Die An’Nur-Moschee steht schon seit geraumer Zeit im Verdacht, für die Radikalisierung von jungen Muslimen verantwortlich zu sein. Rechtsgelehrte weisen jetzt darauf hin, dass die Stadtregierung die Möglichkeit habe, der Moschee-leitung Auflagen zur Zulassung von Imamen zu machen.

Braucht es eine stärkere Kontrolle durch die Stadt? Das Gebäude, in dem sich die An’Nur-Moschee befindet.

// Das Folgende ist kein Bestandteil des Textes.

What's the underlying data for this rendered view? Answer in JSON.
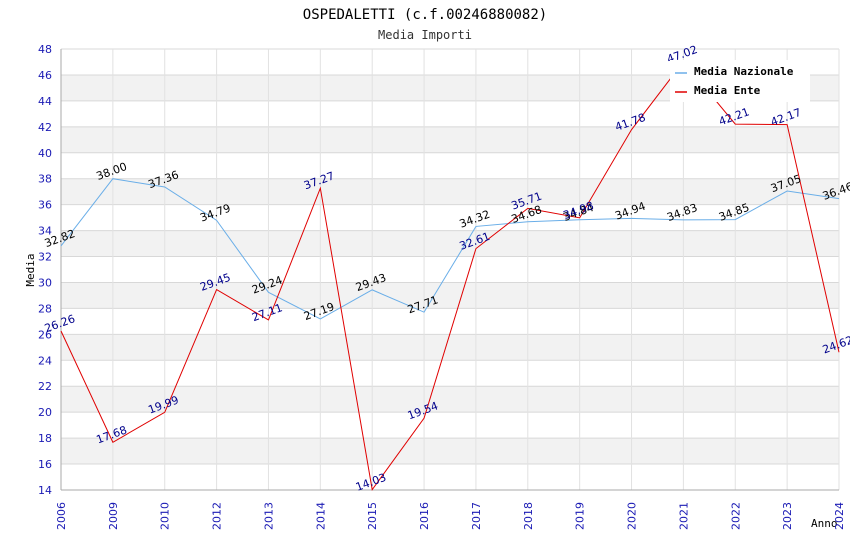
{
  "chart_data": {
    "type": "line",
    "title": "OSPEDALETTI (c.f.00246880082)",
    "subtitle": "Media Importi",
    "xlabel": "Anno",
    "ylabel": "Media",
    "ylim": [
      14,
      48
    ],
    "yticks": [
      14,
      16,
      18,
      20,
      22,
      24,
      26,
      28,
      30,
      32,
      34,
      36,
      38,
      40,
      42,
      44,
      46,
      48
    ],
    "categories": [
      "2006",
      "2009",
      "2010",
      "2012",
      "2013",
      "2014",
      "2015",
      "2016",
      "2017",
      "2018",
      "2019",
      "2020",
      "2021",
      "2022",
      "2023",
      "2024"
    ],
    "series": [
      {
        "name": "Media Nazionale",
        "color": "#6aaee8",
        "label_color": "#000000",
        "values": [
          32.82,
          38.0,
          37.36,
          34.79,
          29.24,
          27.19,
          29.43,
          27.71,
          34.32,
          34.68,
          34.84,
          34.94,
          34.83,
          34.85,
          37.05,
          36.46
        ],
        "labels": [
          "32.82",
          "38.00",
          "37.36",
          "34.79",
          "29.24",
          "27.19",
          "29.43",
          "27.71",
          "34.32",
          "34.68",
          "34.84",
          "34.94",
          "34.83",
          "34.85",
          "37.05",
          "36.46"
        ]
      },
      {
        "name": "Media Ente",
        "color": "#e00000",
        "label_color": "#00008b",
        "values": [
          26.26,
          17.68,
          19.99,
          29.45,
          27.11,
          37.27,
          14.03,
          19.54,
          32.61,
          35.71,
          34.98,
          41.78,
          47.02,
          42.21,
          42.17,
          24.62
        ],
        "labels": [
          "26.26",
          "17.68",
          "19.99",
          "29.45",
          "27.11",
          "37.27",
          "14.03",
          "19.54",
          "32.61",
          "35.71",
          "34.98",
          "41.78",
          "47.02",
          "42.21",
          "42.17",
          "24.62"
        ]
      }
    ],
    "legend": "top-right",
    "grid": true
  }
}
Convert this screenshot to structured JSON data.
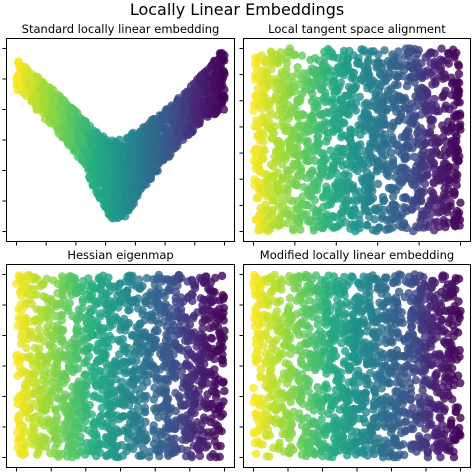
{
  "figure": {
    "suptitle": "Locally Linear Embeddings"
  },
  "colors": {
    "colormap": "viridis",
    "low": "#440154",
    "mid": "#21918c",
    "high": "#fde725"
  },
  "chart_data": [
    {
      "type": "scatter",
      "title": "Standard locally linear embedding",
      "shape": "v-curve",
      "color_by": "x",
      "colormap": "viridis",
      "color_direction": "yellow-left-purple-right",
      "n_points": 1500,
      "xlabel": "",
      "ylabel": "",
      "xlim": [
        0,
        1
      ],
      "ylim": [
        0,
        1
      ],
      "x_tick_count": 8,
      "y_tick_count": 7,
      "tick_labels_shown": false,
      "grid": false,
      "legend": false,
      "outline": [
        {
          "x": 0.02,
          "y_top": 0.93,
          "y_bottom": 0.77
        },
        {
          "x": 0.1,
          "y_top": 0.85,
          "y_bottom": 0.66
        },
        {
          "x": 0.2,
          "y_top": 0.75,
          "y_bottom": 0.54
        },
        {
          "x": 0.3,
          "y_top": 0.64,
          "y_bottom": 0.4
        },
        {
          "x": 0.38,
          "y_top": 0.55,
          "y_bottom": 0.22
        },
        {
          "x": 0.46,
          "y_top": 0.5,
          "y_bottom": 0.06
        },
        {
          "x": 0.52,
          "y_top": 0.51,
          "y_bottom": 0.07
        },
        {
          "x": 0.6,
          "y_top": 0.57,
          "y_bottom": 0.22
        },
        {
          "x": 0.7,
          "y_top": 0.65,
          "y_bottom": 0.36
        },
        {
          "x": 0.8,
          "y_top": 0.75,
          "y_bottom": 0.5
        },
        {
          "x": 0.9,
          "y_top": 0.87,
          "y_bottom": 0.6
        },
        {
          "x": 0.98,
          "y_top": 0.98,
          "y_bottom": 0.66
        }
      ]
    },
    {
      "type": "scatter",
      "title": "Local tangent space alignment",
      "shape": "square",
      "color_by": "x",
      "colormap": "viridis",
      "color_direction": "yellow-left-purple-right",
      "n_points": 1500,
      "xlabel": "",
      "ylabel": "",
      "xlim": [
        0,
        1
      ],
      "ylim": [
        0,
        1
      ],
      "x_tick_count": 6,
      "y_tick_count": 8,
      "tick_labels_shown": false,
      "grid": false,
      "legend": false
    },
    {
      "type": "scatter",
      "title": "Hessian eigenmap",
      "shape": "square",
      "color_by": "x",
      "colormap": "viridis",
      "color_direction": "yellow-left-purple-right",
      "n_points": 1500,
      "xlabel": "",
      "ylabel": "",
      "xlim": [
        0,
        1
      ],
      "ylim": [
        0,
        1
      ],
      "x_tick_count": 7,
      "y_tick_count": 7,
      "tick_labels_shown": false,
      "grid": false,
      "legend": false
    },
    {
      "type": "scatter",
      "title": "Modified locally linear embedding",
      "shape": "square",
      "color_by": "x",
      "colormap": "viridis",
      "color_direction": "yellow-left-purple-right",
      "n_points": 1500,
      "xlabel": "",
      "ylabel": "",
      "xlim": [
        0,
        1
      ],
      "ylim": [
        0,
        1
      ],
      "x_tick_count": 7,
      "y_tick_count": 7,
      "tick_labels_shown": false,
      "grid": false,
      "legend": false
    }
  ]
}
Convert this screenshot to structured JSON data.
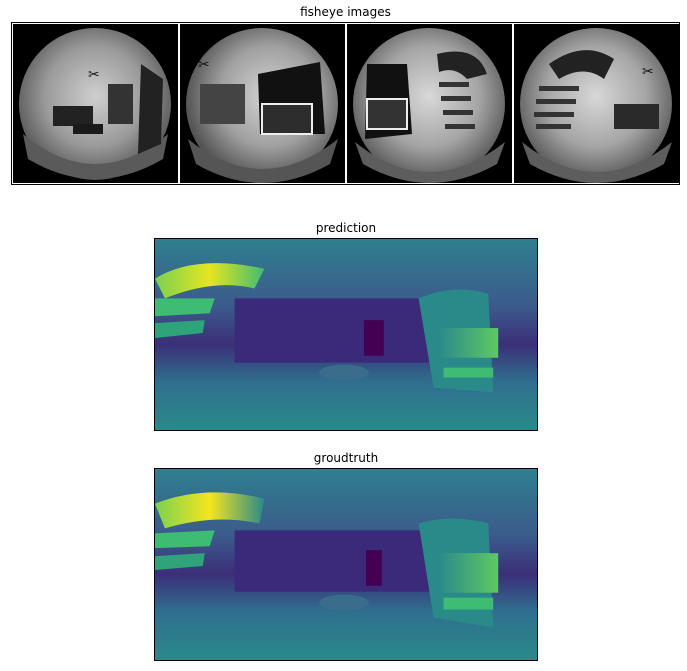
{
  "fisheye": {
    "title": "fisheye images",
    "images": [
      {
        "name": "fisheye-image-1"
      },
      {
        "name": "fisheye-image-2"
      },
      {
        "name": "fisheye-image-3"
      },
      {
        "name": "fisheye-image-4"
      }
    ]
  },
  "prediction": {
    "title": "prediction"
  },
  "groundtruth": {
    "title": "groudtruth"
  },
  "colors": {
    "viridis_dark": "#440154",
    "viridis_deep": "#3b2a7a",
    "viridis_mid": "#3b5b8c",
    "viridis_teal": "#2a8a8a",
    "viridis_green": "#3fbc73",
    "viridis_yellow": "#e6e620"
  }
}
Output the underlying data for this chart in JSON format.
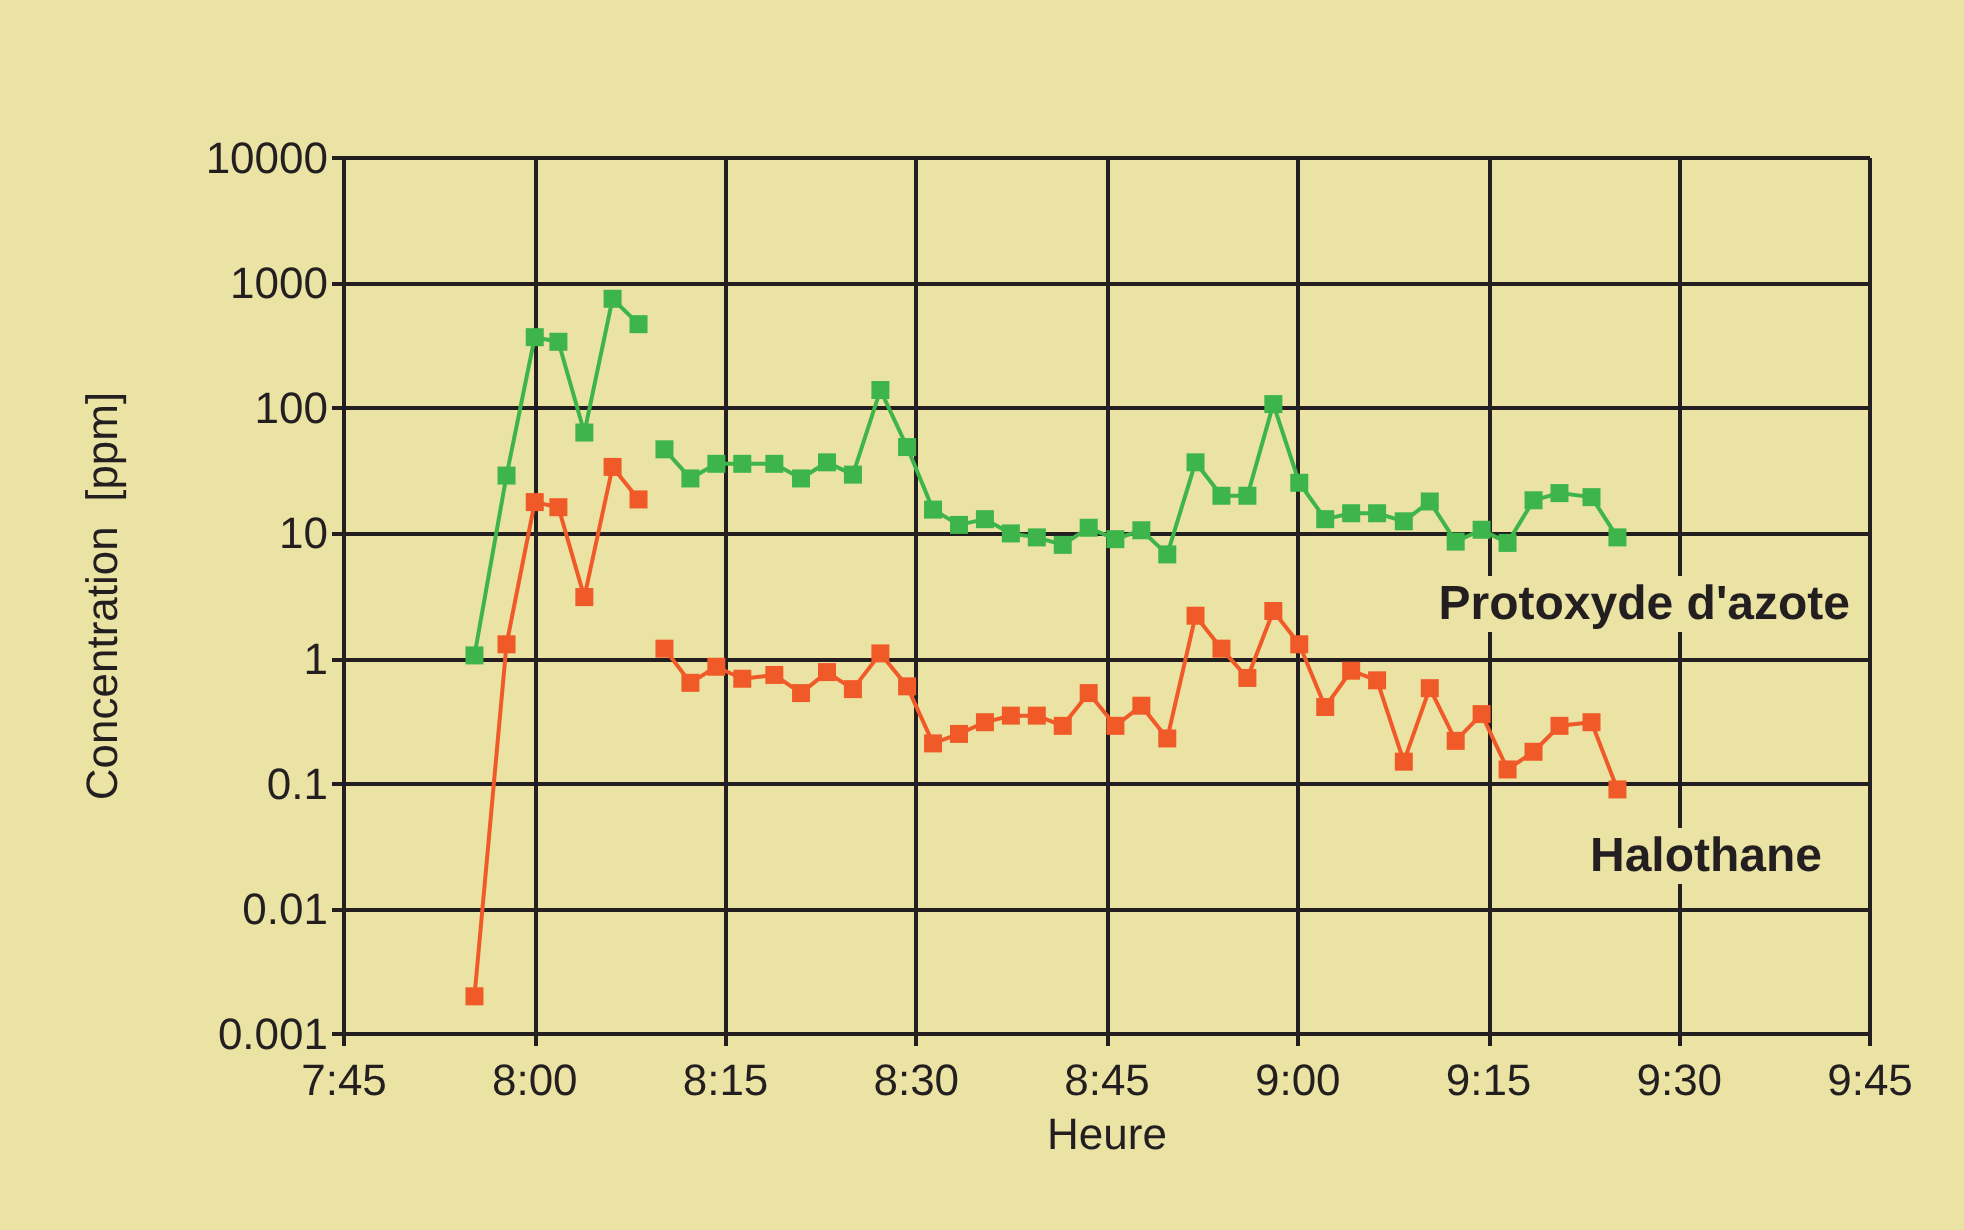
{
  "chart_data": {
    "type": "line",
    "xlabel": "Heure",
    "ylabel": "Concentration  [ppm]",
    "x": [
      7.921,
      7.963,
      8.0,
      8.031,
      8.065,
      8.102,
      8.136,
      8.153,
      8.17,
      8.204,
      8.238,
      8.272,
      8.314,
      8.349,
      8.383,
      8.417,
      8.453,
      8.488,
      8.522,
      8.556,
      8.59,
      8.624,
      8.658,
      8.692,
      8.726,
      8.761,
      8.795,
      8.829,
      8.866,
      8.9,
      8.934,
      8.968,
      9.002,
      9.036,
      9.07,
      9.104,
      9.139,
      9.173,
      9.207,
      9.241,
      9.275,
      9.309,
      9.343,
      9.385,
      9.419
    ],
    "series": [
      {
        "name": "Protoxyde d'azote",
        "color": "#3db54a",
        "values": [
          1.06,
          29,
          370,
          340,
          64,
          750,
          470,
          null,
          47,
          27.5,
          36,
          36,
          36,
          27.5,
          37,
          29.5,
          140,
          49,
          15.5,
          11.7,
          13,
          10,
          9.3,
          8.1,
          11.1,
          9,
          10.6,
          6.8,
          37,
          20,
          20,
          108,
          25.4,
          13,
          14.5,
          14.5,
          12.5,
          18,
          8.6,
          10.7,
          8.4,
          18.4,
          21,
          19.5,
          9.3
        ]
      },
      {
        "name": "Halothane",
        "color": "#f05a28",
        "values": [
          0.002,
          1.3,
          17.8,
          16.2,
          3.1,
          34,
          18.7,
          null,
          1.2,
          0.64,
          0.86,
          0.69,
          0.74,
          0.53,
          0.78,
          0.57,
          1.1,
          0.6,
          0.21,
          0.25,
          0.31,
          0.35,
          0.35,
          0.29,
          0.53,
          0.29,
          0.42,
          0.23,
          2.2,
          1.2,
          0.7,
          2.4,
          1.3,
          0.41,
          0.8,
          0.67,
          0.15,
          0.58,
          0.22,
          0.36,
          0.13,
          0.18,
          0.29,
          0.31,
          0.09
        ]
      }
    ],
    "xlim": [
      7.75,
      9.75
    ],
    "xticks": [
      {
        "value": 7.75,
        "label": "7:45"
      },
      {
        "value": 8,
        "label": "8:00"
      },
      {
        "value": 8.25,
        "label": "8:15"
      },
      {
        "value": 8.5,
        "label": "8:30"
      },
      {
        "value": 8.75,
        "label": "8:45"
      },
      {
        "value": 9,
        "label": "9:00"
      },
      {
        "value": 9.25,
        "label": "9:15"
      },
      {
        "value": 9.5,
        "label": "9:30"
      },
      {
        "value": 9.75,
        "label": "9:45"
      }
    ],
    "ylim": [
      0.001,
      10000
    ],
    "yticks": [
      0.001,
      0.01,
      0.1,
      1,
      10,
      100,
      1000,
      10000
    ],
    "log": "y",
    "grid": true,
    "legend": false,
    "marker": "square",
    "line_style": "solid"
  }
}
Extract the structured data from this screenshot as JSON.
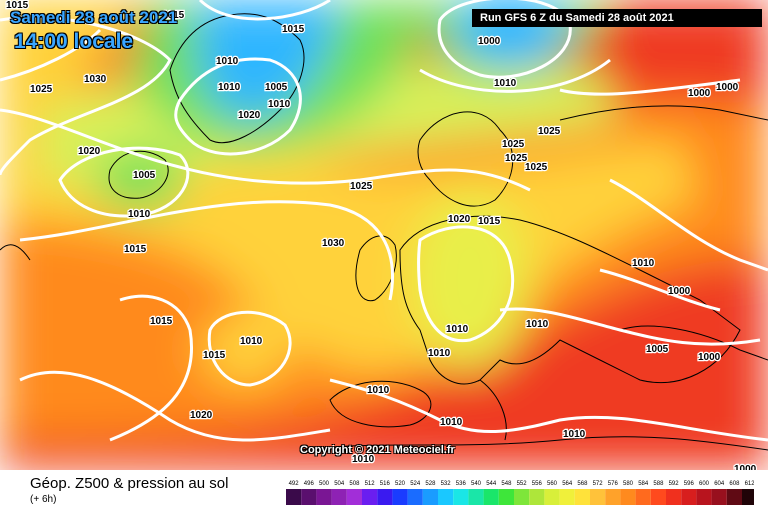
{
  "header": {
    "date_label": "Samedi 28 août 2021",
    "time_label": "14:00 locale",
    "run_label": "Run GFS 6 Z du Samedi 28 août 2021"
  },
  "map": {
    "copyright": "Copyright © 2021 Meteociel.fr",
    "isobar_labels": [
      "1015",
      "1015",
      "1000",
      "1025",
      "1030",
      "1015",
      "1010",
      "1010",
      "1010",
      "1020",
      "1005",
      "1000",
      "1010",
      "1020",
      "1005",
      "1025",
      "1025",
      "1025",
      "1025",
      "1025",
      "1010",
      "1010",
      "1030",
      "1020",
      "1015",
      "1015",
      "1015",
      "1010",
      "1010",
      "1010",
      "1000",
      "1000",
      "1015",
      "1005",
      "1000",
      "1010",
      "1010",
      "1020",
      "1010",
      "1010",
      "1010",
      "1000"
    ],
    "field_colors": {
      "very_low": "#2fb6ff",
      "low": "#6ee05a",
      "mid": "#d8f05a",
      "high": "#ffd23a",
      "higher": "#ff8a1e",
      "highest": "#ef3b22",
      "isobar": "#ffffff",
      "coast": "#000000"
    }
  },
  "footer": {
    "title": "Géop. Z500 & pression au sol",
    "subtitle": "(+ 6h)"
  },
  "legend": {
    "labels": [
      "492",
      "496",
      "500",
      "504",
      "508",
      "512",
      "516",
      "520",
      "524",
      "528",
      "532",
      "536",
      "540",
      "544",
      "548",
      "552",
      "556",
      "560",
      "564",
      "568",
      "572",
      "576",
      "580",
      "584",
      "588",
      "592",
      "596",
      "600",
      "604",
      "608",
      "612"
    ],
    "colors": [
      "#3a0a4a",
      "#5a0f6e",
      "#7a1694",
      "#8e22b4",
      "#a22ed8",
      "#6a1ef0",
      "#3a1af0",
      "#1a3cff",
      "#1a6cff",
      "#1a9cff",
      "#1ac8ff",
      "#1ae6e6",
      "#1ae6a8",
      "#1ae66a",
      "#3ee63a",
      "#7ee63a",
      "#aee63a",
      "#d8ef3a",
      "#f0f03a",
      "#ffe23a",
      "#ffc23a",
      "#ffa22a",
      "#ff8a1e",
      "#ff6a1e",
      "#ff4a1e",
      "#f0301e",
      "#d81e1e",
      "#b8141e",
      "#98101e",
      "#600a14",
      "#200408"
    ]
  }
}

Braucht es eine stärkere Kontrolle durch die Stadt? Das Gebäude, in dem sich die An’Nur-Moschee befindet.
Keystone

Wie weiter im Fall der umstrit­tenen An’Nur-Moschee in Hegi? Nach den aktuellen Enthüllungen des Journalisten Shams Ul-Haq zu den Machenschaften hinter den Kulissen der Moschee wird der Druck auf deren Leitung erhöht. Die derzeit von der SVP öffentlich geforderte Schliessung der Moschee ist für den St. Galler Staatsrechtler Rainer Schweizer aber nur im absoluten Ausnahmefall möglich. Und zwar dann, «wenn eine ernsthafte Gefährdung der öffentlichen Sicherheit und Ordnung vorliegt». Die Stadt habe aber auch die Möglichkeit, der Moscheeleitung sehr konkrete Auflagen zu machen, sagt Schweizer. Dieser Ansicht stimmt auch Strafrechtsprofessor Marc Forster von der Universität St. Gallen zu. «Denkbar wären etwa Meldepflichten zur Zulassung von Predigern oder zu den Finanzierungsquellen.» Und Schweizer ergänzt: «Die Moscheeleitung kann beispielsweise dazu verpflichtet werden, detaillierte Angaben zur Herkunft des Imams zu machen.» Sei die Moscheeleitung nicht bereit, die Auflagen zu erfüllen, so könne dies der Stadtrat mit Bussen sanktionieren.